The Ignite program is offered at a selection of government schools across metropolitan and regional South Australia, covering both primary and secondary levels. Secondary schools offering Ignite in the Adelaide metropolitan area have included schools such as Mitcham Girls High School, Blackwood High School, and Hamilton Secondary College, among others. The available schools and entry year levels change periodically as the Department for Education reviews the program. Students and families should check the current Department for Education website for the most up-to-date list of participating schools and available year levels — the information changes more frequently than most parents expect.
In an Ignite class, the curriculum moves faster, goes deeper into topics, and requires more independent and extended thinking than a standard class. Assessment tasks are more complex and open-ended. The peer group is academically motivated, which changes classroom culture — discussion is substantive, expectations of participation are higher, and students are less likely to feel embarrassed about engaging seriously with academic work. For students who have been unchallenged or bored in standard classes, Ignite often represents a significant and positive shift. However, students who were high-achieving in a standard class without significant effort may find Ignite genuinely demanding for the first time — this is often described by students and parents as the single biggest adjustment.
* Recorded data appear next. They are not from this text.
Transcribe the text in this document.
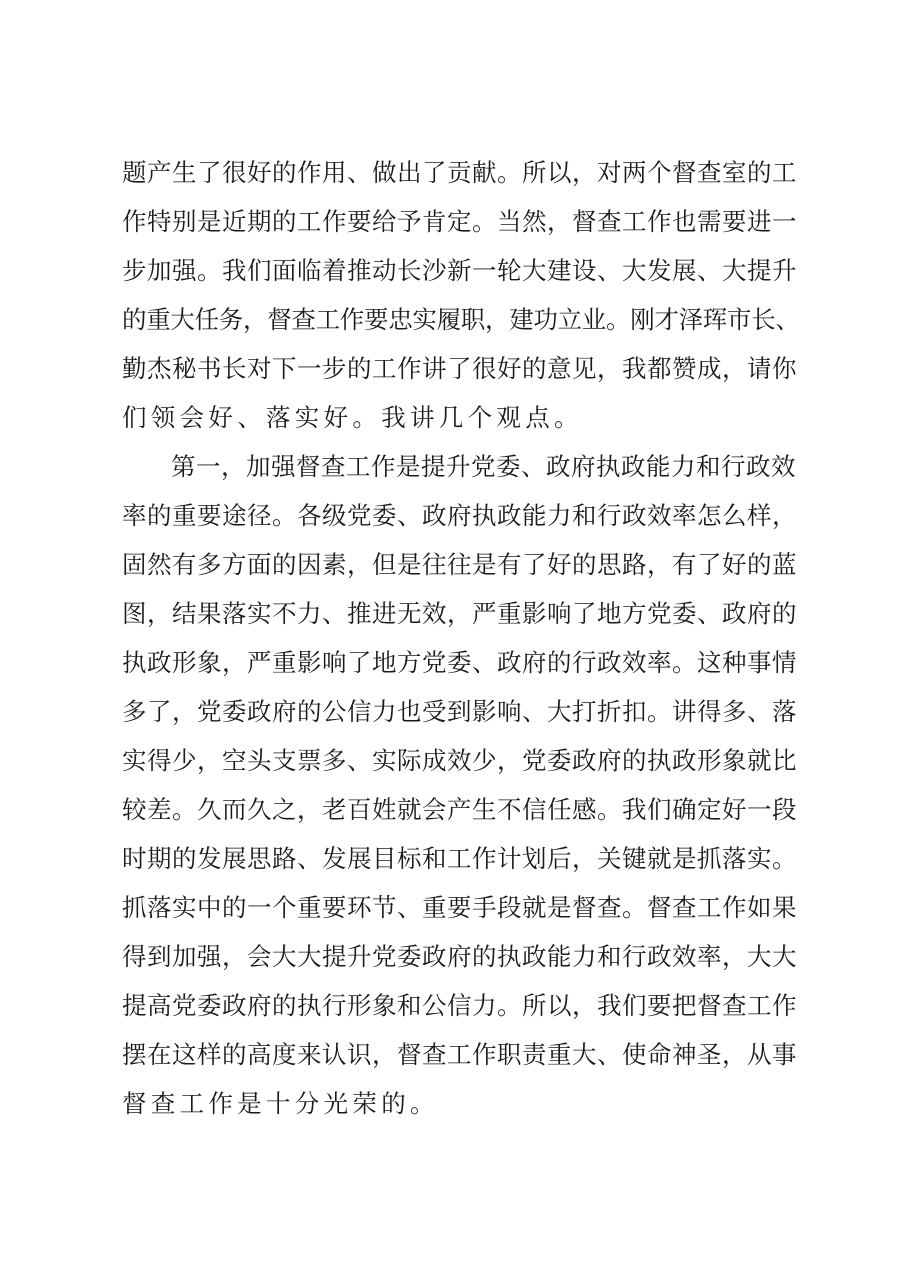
题产生了很好的作用、做出了贡献。所以，对两个督查室的工
作特别是近期的工作要给予肯定。当然，督查工作也需要进一
步加强。我们面临着推动长沙新一轮大建设、大发展、大提升
的重大任务，督查工作要忠实履职，建功立业。刚才泽珲市长、
勤杰秘书长对下一步的工作讲了很好的意见，我都赞成，请你
们领会好、落实好。我讲几个观点。
第一，加强督查工作是提升党委、政府执政能力和行政效
率的重要途径。各级党委、政府执政能力和行政效率怎么样，
固然有多方面的因素，但是往往是有了好的思路，有了好的蓝
图，结果落实不力、推进无效，严重影响了地方党委、政府的
执政形象，严重影响了地方党委、政府的行政效率。这种事情
多了，党委政府的公信力也受到影响、大打折扣。讲得多、落
实得少，空头支票多、实际成效少，党委政府的执政形象就比
较差。久而久之，老百姓就会产生不信任感。我们确定好一段
时期的发展思路、发展目标和工作计划后，关键就是抓落实。
抓落实中的一个重要环节、重要手段就是督查。督查工作如果
得到加强，会大大提升党委政府的执政能力和行政效率，大大
提高党委政府的执行形象和公信力。所以，我们要把督查工作
摆在这样的高度来认识，督查工作职责重大、使命神圣，从事
督查工作是十分光荣的。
Because the Ignite selection test is an aptitude test, the most effective preparation focuses on the reasoning skills it assesses rather than curriculum content. Abstract reasoning, in particular, is the area where preparation produces the clearest improvement — students who have been drilled on the common pattern families (number, position, size, colour, shape, and rotation) consistently outperform students who attempt patterns cold. Verbal reasoning benefits from vocabulary development, practice with analogies, and timed comprehension exercises. Quantitative reasoning benefits from non-routine problem-solving practice — puzzles and word problems that require logical thinking rather than formula application. Preparation over 3 to 6 months is more effective than intensive last-minute practice.
Applications for the Ignite program are typically submitted through the Department for Education's online application system. Application windows vary by school and entry year level — most open in Terms 1 or 2 of the year preceding intended entry. The selection test is administered by the Department for Education at a testing centre, not at the student's school. Results and program offers are typically communicated in Terms 3 or 4. Families should monitor the Department for Education website directly for application open dates, as the dates are not widely publicised and missing the window means waiting another year. Early preparation for the selection test is strongly recommended — waiting until applications open to begin preparation typically leaves insufficient time.